There have been frequent reports of unarmed (or poorly armed) individuals being killed by policemen in recent years. Many of these victims were carrying only a knife, and some were mentally unstable. A possible solution to this “epidemic” of police killings might be to add to the armaments that policemen usually carry. If they were given a handgun that could fire shotgun-type shells containing pellets that would cause minor injury but considerable pain they could shoot their targets in the legs, and thereby immobilize them. Alternatively, the handguns that they normally carry could be loaded with one or two shells containing such pellets that would be discharged before lethal bullets entered the firing chamber.

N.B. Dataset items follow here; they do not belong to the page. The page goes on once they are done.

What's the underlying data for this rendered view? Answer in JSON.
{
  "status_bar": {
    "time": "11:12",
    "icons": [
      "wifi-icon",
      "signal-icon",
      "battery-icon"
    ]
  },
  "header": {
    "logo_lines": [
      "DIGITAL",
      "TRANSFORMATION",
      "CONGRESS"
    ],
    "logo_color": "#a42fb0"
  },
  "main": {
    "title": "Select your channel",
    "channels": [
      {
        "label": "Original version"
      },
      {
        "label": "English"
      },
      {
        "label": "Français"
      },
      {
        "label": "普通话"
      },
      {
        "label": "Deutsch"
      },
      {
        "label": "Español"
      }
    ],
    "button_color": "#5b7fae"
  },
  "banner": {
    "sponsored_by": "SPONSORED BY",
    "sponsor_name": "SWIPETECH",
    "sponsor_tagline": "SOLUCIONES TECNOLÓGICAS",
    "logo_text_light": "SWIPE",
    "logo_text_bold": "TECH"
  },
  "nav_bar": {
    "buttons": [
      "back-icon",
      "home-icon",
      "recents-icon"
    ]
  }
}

Charles S. Nicoll, Lucerne

Postal service?

What is going on with the Postal Service? Three weeks ago, I was driving down Main Street and I see a postal worker pushing a three wheel cart full of mail. I was at the 4 way stop and as he stepped off the curb, he dropped a stack of mail out of his cart into the gutter. I rolled my window down and alerted him to the mail and he went back and retrieved it. Then last week, on three separate days, we received (at my business) someone else’s mail and this week, someone else’s mail twice. The person delivering our mail looks like he is on his way to a rock concert. No uniform or anything. What’s up?

Jeff Hansen, Lakeport

Lake mismanagement

I attended the Water, Parks and Wildlife Committee hearing April 14 in Sacramento, having been assured by Les Spahnn of Assemblyman Bill Dodd’s office and Alexander Ertel from Chairman Mark Levine’s office that the meeting was public and I would have three minutes to speak on the AB 367-Dodd, a bill to that would “appropriate $2.4 million dollars from the Fish and Game Preservation Fund in the state treasury to Lake County for the purpose of restoring Clear Lake Wetlands, maintaining the Lake Water Quality, and preventing invasive species.” I warned these officials I was traveling to attend the hearing.

I did not receive my three minutes to speak, but was cut off in the middle of my presentation.

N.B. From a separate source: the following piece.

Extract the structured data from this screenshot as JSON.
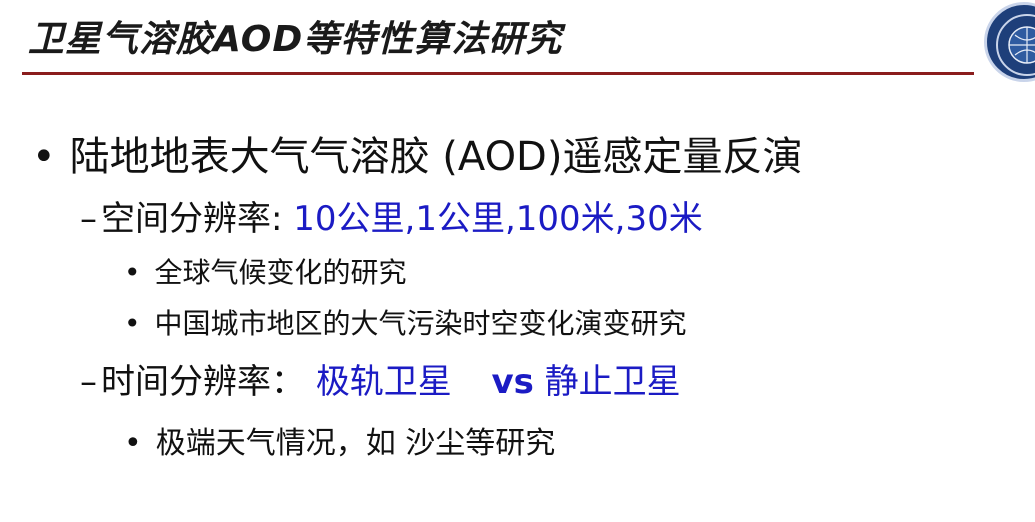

I want to write here that the “serious problems Clear Lake is beset with” stem from mismanagement of the lake in the eyes of many of us who repeatedly attend the Board of Supervisors meetings and speak. In Lake County we do receive our three minutes, but there are those of us who often do not get attention or cooperation from supervisors who have been in their positions for more than one term.

I support AB 367, but I would like an accounting of how much money goes for what purpose, in consultation with the California Water Board, the Tribal governments, the state EPA, the federal EPA, the Department of Food and Agriculture that is in charge of abating hydrilla, the invasive weed in Clear Lake, and the State Regional Water Quality Control Board that declared Clear Lake an Impaired Body of Water due to nutrients and declared Clear Lake an Impaired Water Body due to mercury.

The people I talk to want to know when the state and the Lake County governments are going to look at run-off from the vineyards into water sources and how that runoff containing pesticides, fertilizers, etc affects the nutrient load and water quality.

It hurts to see frost protection sprinklers in vineyards using up water that may be necessary to have to make it through the summer.

Last summer there were dry wells in Lake County. How do we solve these problems together?